The difference between that international crisis and the first decades of the 21st century is striking. In the spring of 2010, when an earthquake damaged Mexican irrigation canals, the United States agreed to store unused Mexican water in the U.S. reservoir at Lake Mead. Conflict over the river had given way to a recognition of the mutual benefits of collaboration around the water system we share.

Coat of Arms of Mexico
Coat of Arms of Mexico. Courtesy Wikimedia Commons.

An important new agreement to expand the collaborative framework between the two countries has been in negotiation for several years, but it was not completed in time for the outgoing Obama administration to sign it before leaving office. The agreement offers crucial benefits to both sides. Mexico, with no big reservoirs of its own, gets the right to continue storing its water in Lake Mead. That helps US water users by keeping Lake Mead from dropping to dangerously low levels that could trigger a shortage that would hit Arizona, Nevada, and possibly California. Both countries agree to share shortages when drought and climate change sap the Colorado River’s supplies. The agreement has widespread support in the United States among the states, three red and four blue, that make up the Colorado River Basin. Water managers on both sides of the border have embraced the deal.

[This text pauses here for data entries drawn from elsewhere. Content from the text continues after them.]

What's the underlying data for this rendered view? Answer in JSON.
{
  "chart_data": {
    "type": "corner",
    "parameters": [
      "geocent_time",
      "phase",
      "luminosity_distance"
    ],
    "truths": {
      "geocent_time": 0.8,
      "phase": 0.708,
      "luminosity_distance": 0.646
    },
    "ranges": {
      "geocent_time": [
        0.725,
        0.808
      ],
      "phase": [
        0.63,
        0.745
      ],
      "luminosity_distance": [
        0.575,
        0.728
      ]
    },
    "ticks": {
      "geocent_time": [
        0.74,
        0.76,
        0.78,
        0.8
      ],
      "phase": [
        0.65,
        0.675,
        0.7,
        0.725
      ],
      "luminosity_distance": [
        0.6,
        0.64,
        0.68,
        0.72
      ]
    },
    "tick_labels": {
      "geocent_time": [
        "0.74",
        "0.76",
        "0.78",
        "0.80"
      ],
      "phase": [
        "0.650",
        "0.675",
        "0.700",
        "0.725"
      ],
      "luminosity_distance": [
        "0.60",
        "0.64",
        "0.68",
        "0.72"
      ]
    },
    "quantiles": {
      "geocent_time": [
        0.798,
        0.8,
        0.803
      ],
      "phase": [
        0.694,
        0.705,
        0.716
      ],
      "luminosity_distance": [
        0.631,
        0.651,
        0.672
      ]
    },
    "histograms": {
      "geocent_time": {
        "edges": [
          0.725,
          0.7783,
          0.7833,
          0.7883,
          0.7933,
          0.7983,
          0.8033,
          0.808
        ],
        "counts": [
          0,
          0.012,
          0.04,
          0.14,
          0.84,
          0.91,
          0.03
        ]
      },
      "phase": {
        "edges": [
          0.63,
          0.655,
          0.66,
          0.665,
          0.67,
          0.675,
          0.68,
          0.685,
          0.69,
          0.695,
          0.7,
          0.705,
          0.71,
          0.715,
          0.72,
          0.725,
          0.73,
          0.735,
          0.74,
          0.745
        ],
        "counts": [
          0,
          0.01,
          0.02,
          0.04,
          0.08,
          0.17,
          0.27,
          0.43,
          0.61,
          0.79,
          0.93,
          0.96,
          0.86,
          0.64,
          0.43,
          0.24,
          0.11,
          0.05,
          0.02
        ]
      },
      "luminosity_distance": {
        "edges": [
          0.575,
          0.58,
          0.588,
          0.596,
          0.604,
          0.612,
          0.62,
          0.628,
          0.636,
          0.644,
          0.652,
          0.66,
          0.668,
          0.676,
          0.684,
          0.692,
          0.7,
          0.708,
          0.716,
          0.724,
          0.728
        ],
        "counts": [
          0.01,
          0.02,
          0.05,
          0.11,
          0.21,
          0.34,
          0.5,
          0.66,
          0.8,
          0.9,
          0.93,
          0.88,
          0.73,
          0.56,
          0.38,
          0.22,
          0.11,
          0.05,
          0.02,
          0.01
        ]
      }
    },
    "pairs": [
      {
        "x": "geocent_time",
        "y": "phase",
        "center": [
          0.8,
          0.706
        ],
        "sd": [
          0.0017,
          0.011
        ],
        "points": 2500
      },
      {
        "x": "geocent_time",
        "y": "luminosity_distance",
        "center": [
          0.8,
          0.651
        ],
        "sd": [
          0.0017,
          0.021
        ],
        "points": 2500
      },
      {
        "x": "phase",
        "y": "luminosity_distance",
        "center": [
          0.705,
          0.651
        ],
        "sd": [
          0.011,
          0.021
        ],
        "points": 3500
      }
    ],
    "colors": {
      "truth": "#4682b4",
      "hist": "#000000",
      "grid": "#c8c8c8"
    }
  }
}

The risk now is that broader conflict between the two countries over things like trade and a border wall could complicate this important agreement. As former Assistant Secretary of the Interior Anne Castle, who worked on US-Mexico Colorado River negotiations, told Greenwire, “There seems to be a demonizing of Mexico in general that is becoming more difficult to overcome.”

The demonization of our neighbor is unfortunate for many reasons, but it would be especially unfortunate if this agreement, so important for communities on both sides of the border, suffers in the process.